I didn't do it too much with Oblivion(only a few I wrote something for, either outside the game or with a journal mod), but even when I first played Skyrim(I'd already seen Dawnguard, Dragonborn and half of the MQ in Let's Plays by that point - but that wasn't stopping me from playing even if I knew the stories, I wanted to play through them myself), I had already written an entire backstory for my character, before I even got the game. With almost every character I've created in Skyrim, I might not have a story in mind in full detail when starting the character, but soon after I've written something to get me to want to keep going with the character. Even with characters who have started off the same way(most of these with the Live Another Life mod), I've written their purposes and motivations differently. Mostly by using some or all of the details that the starts provide, but sometimes just ignoring the details, using whatever fits for the character.
Claudia, Jayce and Moria all started with the Camping In The Woods start, each of them having different stories. Claudia was briefly a member of the Imperial Legion, but left a year or two before she came to Skyrim, which proved to be a foolish choice on her part, considering the Civil War - which she did not want to involve herself in(and did not). For Jayce I have not ironed out the details yet, but perhaps she left Valenwood(as she has no wish to share anything with the Thalmor, even her own homeland) and drifted for some time before coming to Skyrim, hoping she could get some peace and quiet. Moira is a bit of a different story, given that I used the start for convenience to become a Vampire quickly, since the story is(I have posted this elsewhere on the forum) simply that she came to Skyrim looking for her brother, and she found out that he became a Vampire soon after he left the Legion proceeding the Great War, and he made her one soon after - in game this was a bit different, but the story does work, I think.
Jeune started with the Vampire start, the story being that perhaps a few years before the events of the in-game story, she lost her family and her lover, and rather than the Vampire killing her, he offered her Immortality.
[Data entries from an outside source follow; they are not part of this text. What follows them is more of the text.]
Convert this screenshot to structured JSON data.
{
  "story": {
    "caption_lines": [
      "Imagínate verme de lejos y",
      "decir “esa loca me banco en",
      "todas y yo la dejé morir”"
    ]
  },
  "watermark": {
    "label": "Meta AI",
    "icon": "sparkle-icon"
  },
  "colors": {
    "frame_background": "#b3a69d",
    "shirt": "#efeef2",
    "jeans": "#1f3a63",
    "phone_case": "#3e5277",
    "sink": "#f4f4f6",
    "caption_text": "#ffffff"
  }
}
Weeks before the game starts, the group of Vampires she was with begins to hear rumors of the Dawnguard, and a few of their members never returned after leaving. After her "Sire"(Or whatever term fits in TES) takes a number of the group in attempt to find and eliminate the Dawnguard, he and the group were not heard from in over two weeks, and then Jeune finds a note and a pile of ashes outside Mara's Eye Pond, the pile of Ashes still having a Runed Axe stuck into it. The note describes that while her creator did find the Dawnguard, he and the rest of the Vampires he took with them where eliminated. This left only her, and two other members(fitting with the two in the game when you start) in the Pond hideout, and the note also said that the Dawnguard knew of the location. After she shared this information with the others, she eventually heard them plotting to kill her and leave. A night or two latter, she strikes first, killing them and leaving herself.(This pretty much being part of the game - and an excuse to get a set of the Vampire Armor). Oddly enough, her first motivation upon leaving? To find the Dawnguard herself, with the rumors she has heard.
While all this seems like it, for the most part, I don't exactly roleplay the game. In some respects, I do. But in others, I don't or just can't. Some of it has been helped by mods, which add the functionality so the roleplay is possible. Especially between Better Vampires and Moonlight Tales(especially so you can have a similar fur color to the character's hair) for these four characters. But in terms of story, I really don't like the idea that you want to "just say it happened". Like if you want a character to be completely unable to learn magic in the game, but the game has no such restriction, and it might not even fit with the lore. If modded in, then I think that works(even if I would not go with that myself), but otherwise, I think it's a unnecessary limit that is too arbitrary for me. Mostly, I prefer things being actually in the game, and don't really want to add it to the story if it isn't. If it is in the backstory or events that lead to the in-game ones, okay. But something during the events of the game? I would rather not.
Though a common trait I seem to be adding in some of these stories is a meeting at some point with a curious individual, which is pretty much one of my Oblivion characters, whose story is the same as the accepted canon for the CoC(though using his original appearance, instead of this game's depiction). Rather than something devious, he is basically pointing them towards their eventual fate, sometimes with interesting outcomes - like with Shan-Tae, who was a Scholar that was a bit into Necromancy, and when she came to Skyrim looking for a certain Alchemist, she was basically told it was suicide to try and follow that path, if not impossible. But then an unusual man sells her an interesting gold/bronze orb, which he suggests will lead her where she wished to go. The catch? Once used, it broke. She still foolishly kept going, and in finding who she was looking for, she nearly got herself killed.